A Key Ingredient to the Health & Wellness Regimen
Sigvard Bore, Chief Product & Innovation Officer, healthio
The largest gap in health information exists during all the time between visits to the doctor – 5000+ waking hours! Ironically, this gap in health knowledge is also when health actually happens. During visits to the doctor, direction and guidance are provided, but the individual is responsible for following that guidance, and also to let their physician know if expected outcomes are being achieved…
To date, this approach has been mostly a “fire and forget” mindset, or more appropriately, “fire and hope.” Along with others, healthio was formed to redefine this dated model of healthcare while away from the doctor or clinic – to gain visibility into & take preventive measures based on longitudinal, patient-generated health data. Not surprisingly, this is no small undertaking with some equally daunting challenges to overcome. Near the top of that list is to ensure sustained adoptionof whatever solution is placed in the hands of the individual.
A trusted advisor once told me that trying to change just one minute of a person’s daily routine is akin to the effort required to train for a marathon. With this in mind, most will understand the core principles that drive user behavior:
However, when it comes to managing health and wellness, there is another critical dimension to encourage lasting change: inclusion of others who are also vested in the individual’s health & wellness.
We knew right from the beginning of healthio’s formation that including a support network would be critical, and also to begin reversing the unintended consequence of modern society that has led many people to believe that being independent also means managing health alone.
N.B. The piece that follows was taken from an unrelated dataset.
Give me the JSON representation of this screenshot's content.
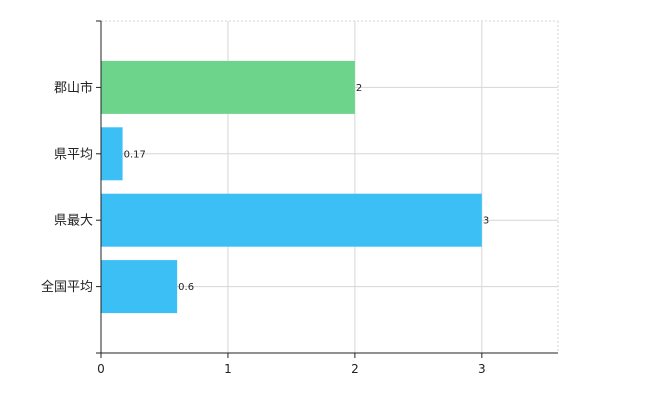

What we did not know right away was how important a role professional caregivers & clinic staff could play in the new shift towards patient-generated data and sustained adoption of at-home solutions like healthio.
During early Alpha and Beta testing when we first launched the healthio solution to our family, friends and early adoption testers, it became clear how important a role the support network would play. The users who invited trusted friends and family members into their support network were much more likely to adhere to measurement targets and ongoing monitoring over a longer period than those who went it alone.
As we moved to our first public launch, we donated several lifetime subscriptions to a number of disabled veterans who suffer from traumatic brain injuries (TBI) – the inclusion of their family members and trusted caregivers showed results almost immediately, and had a remarkable impact on several veterans and their likelihood to proactively seek treatment from the VA.
Despite these early indicators of the importance of support network inclusion, we could not avoid seeing the common / expected drop in adoption rates over time. Once the “shiny new toy” effect wore off, the motivation to keep monitoring your health is likely to wane. That perspective changed when we launched another joint effort with an organization focused on helping those in several underserved communities.
Unlike before, these users not only were encouraged to add trusted friends and family to their support network, but were also required to have their nurse practitioner added to their support network, and had periodic checkpoints with that nurse over the course of the deployment. To say the adoption results were impressive would be an understatement… We saw adoption rates that averaged north of 60%, and exceeded 90% for others who were a part of the study. For an area that sees adoption rates in the single digits with declining sustain rates, these numbers are remarkable.
So why did this deployment have such exceptional results? Dedicated nurses who genuinely care is definitely part of the answer… coupled with giving them the tools and visibility into the patients’ day-to-day health that allowed these nurses to prepare for the periodic interaction with each patient, adjust treatment plans as needed, and have a meaningful phone conversation at every scheduled call.
In addition, I believe this effort highlights another consideration as we collectively move towards an improved healthcare model: the at-home health solution is not ready to fly on its own quite yet, and perhaps, it never should be? Having a team that contains the patient, trusted family & friends, trusted caregivers, and professional medical staff will likely remain the most potent combination for sustained adoption for a long time to come!